Up until Friday, I was doing pretty well with my fitness regimen and being in a calorie deficit. My calorie app says I am on track to hit my goal in early October if I do the gradual weight loss.
But Friday afternoon it hit me…HARD! My cravings for junk food was extremely strong. I was longing for high calorie, fat-filled, sugar satisfying comfort food. (I don’t even remember the last time I had fried chicken.) It was as if I spent the past three weeks on the island in Survivor and only had rice to eat.
My stress level was at an all time high for me on Friday. It was the first time that has happened to me in quite some time.
My day yesterday consisted of:
- All-day mandatory virtual conference. The information was good but it was hard to stay focused with presenters just sitting in front of their camera. Now I know how our students feel.
- I didn’t have time to work out or shower since the conference started at 6:30 a.m. our time. So my day already felt off.
- Trying to help a student with computer issues (while trying to concentrate on my breakout sessions) that I couldn’t figure out in the end.
- Students turning in missing work (during the conference) that want their grades changed immediately.
- Barely any time for lunch. (Reminds me of an actual school day.)

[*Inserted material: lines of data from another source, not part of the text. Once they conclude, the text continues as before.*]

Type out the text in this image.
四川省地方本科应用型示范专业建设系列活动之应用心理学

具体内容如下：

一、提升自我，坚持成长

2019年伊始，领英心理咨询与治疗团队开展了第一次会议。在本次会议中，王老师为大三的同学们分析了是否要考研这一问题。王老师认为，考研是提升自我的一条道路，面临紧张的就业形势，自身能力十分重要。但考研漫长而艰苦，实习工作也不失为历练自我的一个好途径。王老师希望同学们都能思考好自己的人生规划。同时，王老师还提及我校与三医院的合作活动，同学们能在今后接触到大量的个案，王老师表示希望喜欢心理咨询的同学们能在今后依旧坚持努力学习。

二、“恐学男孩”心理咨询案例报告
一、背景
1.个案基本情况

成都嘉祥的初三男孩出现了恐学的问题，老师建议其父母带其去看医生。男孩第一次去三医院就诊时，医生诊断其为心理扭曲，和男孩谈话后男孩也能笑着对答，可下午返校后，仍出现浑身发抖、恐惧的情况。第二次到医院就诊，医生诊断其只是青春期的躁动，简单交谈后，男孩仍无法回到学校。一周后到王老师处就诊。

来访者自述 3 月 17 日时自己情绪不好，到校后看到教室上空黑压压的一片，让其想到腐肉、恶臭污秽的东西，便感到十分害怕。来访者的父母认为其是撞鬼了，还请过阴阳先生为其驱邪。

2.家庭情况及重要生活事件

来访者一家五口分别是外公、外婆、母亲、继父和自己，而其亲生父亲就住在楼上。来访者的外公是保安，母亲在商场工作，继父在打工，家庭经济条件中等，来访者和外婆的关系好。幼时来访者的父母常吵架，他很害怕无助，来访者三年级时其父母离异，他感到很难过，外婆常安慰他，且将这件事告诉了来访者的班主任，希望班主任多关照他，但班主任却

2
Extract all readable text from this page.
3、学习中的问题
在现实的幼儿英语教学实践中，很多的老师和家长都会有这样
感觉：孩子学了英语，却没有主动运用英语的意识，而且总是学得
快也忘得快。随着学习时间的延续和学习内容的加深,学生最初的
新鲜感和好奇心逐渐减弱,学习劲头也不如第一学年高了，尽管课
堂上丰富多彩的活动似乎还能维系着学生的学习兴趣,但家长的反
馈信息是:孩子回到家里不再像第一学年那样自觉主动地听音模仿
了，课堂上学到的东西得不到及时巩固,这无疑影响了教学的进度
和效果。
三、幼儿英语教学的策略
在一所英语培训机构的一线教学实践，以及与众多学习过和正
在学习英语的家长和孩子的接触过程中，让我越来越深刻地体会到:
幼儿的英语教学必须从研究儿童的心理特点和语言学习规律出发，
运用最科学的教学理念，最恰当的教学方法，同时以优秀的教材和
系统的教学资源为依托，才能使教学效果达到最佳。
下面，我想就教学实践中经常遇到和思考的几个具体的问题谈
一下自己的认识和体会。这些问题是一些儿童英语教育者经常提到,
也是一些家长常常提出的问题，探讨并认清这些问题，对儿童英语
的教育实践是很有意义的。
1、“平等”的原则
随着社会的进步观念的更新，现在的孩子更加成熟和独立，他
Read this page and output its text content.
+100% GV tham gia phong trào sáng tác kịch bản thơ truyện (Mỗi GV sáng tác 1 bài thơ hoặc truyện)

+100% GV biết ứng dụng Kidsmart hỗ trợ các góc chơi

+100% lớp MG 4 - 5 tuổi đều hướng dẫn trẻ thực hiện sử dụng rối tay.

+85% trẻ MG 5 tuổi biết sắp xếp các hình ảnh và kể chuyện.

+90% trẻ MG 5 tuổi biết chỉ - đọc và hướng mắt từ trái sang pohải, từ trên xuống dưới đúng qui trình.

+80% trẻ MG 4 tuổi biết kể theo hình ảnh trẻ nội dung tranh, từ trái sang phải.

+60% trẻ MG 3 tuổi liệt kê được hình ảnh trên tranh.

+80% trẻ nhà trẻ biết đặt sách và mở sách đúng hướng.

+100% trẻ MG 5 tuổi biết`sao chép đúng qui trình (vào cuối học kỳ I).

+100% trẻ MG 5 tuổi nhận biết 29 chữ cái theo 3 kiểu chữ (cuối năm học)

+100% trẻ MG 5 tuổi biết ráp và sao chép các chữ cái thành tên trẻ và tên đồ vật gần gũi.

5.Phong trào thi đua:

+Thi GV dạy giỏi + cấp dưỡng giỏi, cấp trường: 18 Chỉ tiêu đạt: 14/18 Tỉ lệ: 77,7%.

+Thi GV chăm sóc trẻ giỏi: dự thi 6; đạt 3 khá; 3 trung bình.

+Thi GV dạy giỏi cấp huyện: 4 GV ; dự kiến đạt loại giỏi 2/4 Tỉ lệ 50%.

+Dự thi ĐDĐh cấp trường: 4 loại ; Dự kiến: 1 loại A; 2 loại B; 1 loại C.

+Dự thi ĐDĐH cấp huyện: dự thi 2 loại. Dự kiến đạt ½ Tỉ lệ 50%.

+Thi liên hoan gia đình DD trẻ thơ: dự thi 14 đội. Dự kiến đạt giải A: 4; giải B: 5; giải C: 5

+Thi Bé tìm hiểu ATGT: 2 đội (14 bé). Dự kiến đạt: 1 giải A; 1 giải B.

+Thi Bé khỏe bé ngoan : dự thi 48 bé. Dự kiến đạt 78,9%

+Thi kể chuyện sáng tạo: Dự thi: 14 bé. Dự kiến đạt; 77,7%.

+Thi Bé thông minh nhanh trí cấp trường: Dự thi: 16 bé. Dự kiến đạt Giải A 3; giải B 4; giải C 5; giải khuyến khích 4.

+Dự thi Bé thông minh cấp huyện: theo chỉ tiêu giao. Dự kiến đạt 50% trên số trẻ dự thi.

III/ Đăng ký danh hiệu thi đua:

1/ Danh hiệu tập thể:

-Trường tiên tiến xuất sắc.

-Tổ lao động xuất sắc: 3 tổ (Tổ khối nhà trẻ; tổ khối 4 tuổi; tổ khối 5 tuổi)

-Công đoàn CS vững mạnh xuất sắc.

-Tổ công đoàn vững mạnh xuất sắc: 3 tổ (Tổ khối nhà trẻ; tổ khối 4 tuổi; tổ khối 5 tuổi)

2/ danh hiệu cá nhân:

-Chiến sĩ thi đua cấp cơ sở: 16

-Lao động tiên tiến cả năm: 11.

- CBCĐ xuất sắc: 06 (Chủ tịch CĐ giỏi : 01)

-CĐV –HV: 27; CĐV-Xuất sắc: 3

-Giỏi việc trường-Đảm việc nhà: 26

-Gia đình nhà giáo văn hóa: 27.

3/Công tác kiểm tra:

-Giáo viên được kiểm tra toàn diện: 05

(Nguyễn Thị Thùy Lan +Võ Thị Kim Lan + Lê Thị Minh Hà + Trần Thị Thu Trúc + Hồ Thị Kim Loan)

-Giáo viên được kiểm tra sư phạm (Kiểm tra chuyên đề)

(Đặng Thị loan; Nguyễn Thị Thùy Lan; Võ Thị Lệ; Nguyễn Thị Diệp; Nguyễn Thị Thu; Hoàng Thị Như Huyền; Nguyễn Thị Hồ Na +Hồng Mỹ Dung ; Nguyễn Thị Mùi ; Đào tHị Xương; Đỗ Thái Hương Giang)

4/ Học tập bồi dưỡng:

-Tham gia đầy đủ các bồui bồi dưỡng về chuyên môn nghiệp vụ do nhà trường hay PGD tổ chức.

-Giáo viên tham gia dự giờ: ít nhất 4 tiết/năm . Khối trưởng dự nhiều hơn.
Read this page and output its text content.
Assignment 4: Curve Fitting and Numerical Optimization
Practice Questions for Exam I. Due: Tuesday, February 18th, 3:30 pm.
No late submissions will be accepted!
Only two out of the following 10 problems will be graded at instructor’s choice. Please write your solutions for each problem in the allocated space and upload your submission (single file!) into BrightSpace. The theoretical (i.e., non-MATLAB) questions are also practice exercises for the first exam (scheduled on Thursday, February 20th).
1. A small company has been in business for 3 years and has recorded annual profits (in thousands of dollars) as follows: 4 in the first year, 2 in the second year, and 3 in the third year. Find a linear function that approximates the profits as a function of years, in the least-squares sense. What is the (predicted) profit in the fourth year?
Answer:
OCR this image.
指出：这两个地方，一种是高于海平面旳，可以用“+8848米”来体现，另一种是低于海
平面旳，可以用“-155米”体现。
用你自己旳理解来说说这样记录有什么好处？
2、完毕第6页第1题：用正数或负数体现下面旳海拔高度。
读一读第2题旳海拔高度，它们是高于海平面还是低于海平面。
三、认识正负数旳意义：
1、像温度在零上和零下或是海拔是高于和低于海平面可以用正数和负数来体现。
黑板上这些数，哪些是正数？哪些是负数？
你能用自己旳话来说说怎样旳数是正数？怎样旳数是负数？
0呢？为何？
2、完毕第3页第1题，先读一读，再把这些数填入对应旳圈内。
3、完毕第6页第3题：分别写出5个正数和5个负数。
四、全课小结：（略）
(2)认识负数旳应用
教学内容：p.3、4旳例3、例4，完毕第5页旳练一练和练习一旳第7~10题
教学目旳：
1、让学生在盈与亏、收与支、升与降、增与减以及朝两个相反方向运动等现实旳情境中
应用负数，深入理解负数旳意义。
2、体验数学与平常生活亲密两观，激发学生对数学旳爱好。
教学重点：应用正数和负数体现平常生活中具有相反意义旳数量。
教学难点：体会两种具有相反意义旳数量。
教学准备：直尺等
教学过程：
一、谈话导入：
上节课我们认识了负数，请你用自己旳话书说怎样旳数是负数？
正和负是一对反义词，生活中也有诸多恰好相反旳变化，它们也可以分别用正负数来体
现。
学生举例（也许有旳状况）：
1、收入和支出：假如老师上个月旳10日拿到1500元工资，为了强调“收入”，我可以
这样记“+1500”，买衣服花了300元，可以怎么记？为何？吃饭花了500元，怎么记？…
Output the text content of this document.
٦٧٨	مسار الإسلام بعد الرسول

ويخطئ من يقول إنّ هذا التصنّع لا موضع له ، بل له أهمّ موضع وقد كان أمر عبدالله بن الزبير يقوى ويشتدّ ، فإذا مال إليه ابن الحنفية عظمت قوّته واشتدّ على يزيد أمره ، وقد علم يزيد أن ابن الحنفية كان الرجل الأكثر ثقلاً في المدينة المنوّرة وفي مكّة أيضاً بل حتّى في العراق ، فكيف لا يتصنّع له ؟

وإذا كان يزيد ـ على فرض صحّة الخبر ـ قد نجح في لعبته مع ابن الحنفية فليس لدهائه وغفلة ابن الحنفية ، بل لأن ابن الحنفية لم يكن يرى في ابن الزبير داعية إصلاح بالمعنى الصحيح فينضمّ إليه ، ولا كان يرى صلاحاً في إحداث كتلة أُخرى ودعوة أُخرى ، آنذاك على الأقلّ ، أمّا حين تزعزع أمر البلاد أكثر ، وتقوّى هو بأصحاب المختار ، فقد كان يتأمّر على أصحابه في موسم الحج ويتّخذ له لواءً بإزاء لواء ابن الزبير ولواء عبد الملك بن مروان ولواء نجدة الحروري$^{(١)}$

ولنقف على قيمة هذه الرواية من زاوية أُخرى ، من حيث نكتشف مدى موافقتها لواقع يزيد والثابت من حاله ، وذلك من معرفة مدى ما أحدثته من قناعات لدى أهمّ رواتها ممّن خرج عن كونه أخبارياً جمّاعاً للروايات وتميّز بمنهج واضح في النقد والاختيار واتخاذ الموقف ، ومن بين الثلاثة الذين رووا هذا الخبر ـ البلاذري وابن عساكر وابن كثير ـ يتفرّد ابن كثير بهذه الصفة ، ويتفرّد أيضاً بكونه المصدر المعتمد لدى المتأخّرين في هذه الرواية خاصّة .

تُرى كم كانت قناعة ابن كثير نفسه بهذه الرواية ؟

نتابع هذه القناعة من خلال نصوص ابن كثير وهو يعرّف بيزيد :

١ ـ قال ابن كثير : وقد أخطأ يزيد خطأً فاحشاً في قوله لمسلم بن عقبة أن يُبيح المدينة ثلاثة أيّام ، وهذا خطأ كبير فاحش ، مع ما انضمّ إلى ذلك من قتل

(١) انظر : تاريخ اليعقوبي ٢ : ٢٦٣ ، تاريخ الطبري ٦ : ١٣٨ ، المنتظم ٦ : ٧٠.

- Creating and emailing an Awards video for my administrator.
- Our middle son, Carter, leaving for my hometown to get a part of his pickup truck painted by my brother. (The thought that he gets to see my family and I can’t, makes me sad.)
Everything is hitting me all at once and I feel like I am drowning. So bring on the junk food!! Today or maybe tomorrow I will get back on my wagon. I don’t think one day will hurt…will it?